The Function of Drama

Function of Drama

One of the major reasons the business meeting is so boring and monotonous is due to the absolute lack of drama in the form of passionate and heated debate about important business decisions. Think about this. I’m sure we can all remember meetings where a conversation got heated between team members. Suddenly everyone sits up a bit and starts to pay more attention. Usually this is like watching NASCAR races to see if there is a crash, we want to see the drama and how this all ends. For a few minutes, it gets pretty interesting. Then someone steps in and diffuses the situation, because it starts to get uncomfortable for everyone. The meeting goes back to boring.

Now this doesn’t mean that business meetings have to turn into screaming matches, arm waving and red faces, but if the team is in trust mode, it’s OK if it does on occasion. In fact, it makes meetings way more interesting when the team members are free to engage with each other this way. After the passionate debate is over, the trusting team just goes back to work and way better decisions are made because of the increased information flow.

The Role of Conflict Miner

Mine for conflict

When the team leader senses a lack of participation, it is their job to mine for conflict. They have to start asking questions and forcing people out of their comfort level to get the conversation going.

The role of conflict miner can actually rotate and be assigned to different people for different meetings or discussions, so everyone learns how to do it and can see the effectiveness.

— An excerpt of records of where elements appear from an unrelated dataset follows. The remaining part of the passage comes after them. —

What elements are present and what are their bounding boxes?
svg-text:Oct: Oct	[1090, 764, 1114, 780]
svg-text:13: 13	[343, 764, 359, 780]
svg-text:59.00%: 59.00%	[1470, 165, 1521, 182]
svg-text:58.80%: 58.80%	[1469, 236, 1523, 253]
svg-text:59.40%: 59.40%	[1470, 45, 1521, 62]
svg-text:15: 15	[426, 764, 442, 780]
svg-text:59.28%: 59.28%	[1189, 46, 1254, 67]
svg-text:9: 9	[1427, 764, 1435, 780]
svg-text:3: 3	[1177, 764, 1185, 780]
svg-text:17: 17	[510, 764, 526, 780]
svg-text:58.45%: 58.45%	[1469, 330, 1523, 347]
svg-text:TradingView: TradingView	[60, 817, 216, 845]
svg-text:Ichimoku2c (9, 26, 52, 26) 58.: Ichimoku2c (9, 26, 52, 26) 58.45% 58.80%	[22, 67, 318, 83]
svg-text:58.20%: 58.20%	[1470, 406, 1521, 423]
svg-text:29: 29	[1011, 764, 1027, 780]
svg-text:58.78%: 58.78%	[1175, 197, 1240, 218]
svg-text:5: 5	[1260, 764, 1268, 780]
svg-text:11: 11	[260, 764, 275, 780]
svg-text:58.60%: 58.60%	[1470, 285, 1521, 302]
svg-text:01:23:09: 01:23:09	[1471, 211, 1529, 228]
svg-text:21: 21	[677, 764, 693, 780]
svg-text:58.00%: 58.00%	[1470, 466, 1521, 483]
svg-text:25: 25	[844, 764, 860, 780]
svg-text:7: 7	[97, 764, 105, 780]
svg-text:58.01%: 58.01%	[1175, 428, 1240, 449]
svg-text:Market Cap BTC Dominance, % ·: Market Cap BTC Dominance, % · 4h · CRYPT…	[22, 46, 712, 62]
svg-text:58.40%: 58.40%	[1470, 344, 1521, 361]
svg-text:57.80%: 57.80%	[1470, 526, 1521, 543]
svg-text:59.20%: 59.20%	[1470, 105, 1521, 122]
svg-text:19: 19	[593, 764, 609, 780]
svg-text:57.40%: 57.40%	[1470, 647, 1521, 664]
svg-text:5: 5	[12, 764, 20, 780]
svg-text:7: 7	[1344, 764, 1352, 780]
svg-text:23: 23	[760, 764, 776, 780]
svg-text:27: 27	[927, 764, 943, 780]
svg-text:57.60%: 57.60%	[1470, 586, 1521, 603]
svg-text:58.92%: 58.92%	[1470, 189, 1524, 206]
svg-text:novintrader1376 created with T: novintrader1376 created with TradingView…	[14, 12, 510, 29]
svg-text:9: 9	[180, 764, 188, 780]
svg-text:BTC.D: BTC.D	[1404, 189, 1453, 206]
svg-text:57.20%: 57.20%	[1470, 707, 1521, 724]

It is important to identify when a discussion might be getting uncomfortable and take the time to remind the team that this type of heated debate is acceptable and necessary, and that it isn’t personal. These reminders continue to reinforce the trust between team members and can help reduce the tendency of people to want to step in and protect another member who may be feeling the heat.

We do this with our children, so the ingrained desire to protect will emerge at times. Don’t let this happen as it can prevent the development of coping skills on the team. The sooner the team accepts that this is healthy debate and not attacks, the better and more productive the meetings will become.

So, lack of trust leads to lack of conflict. And this leads to the third dysfunction, which we will discuss in part 3 on Why Teams Fail.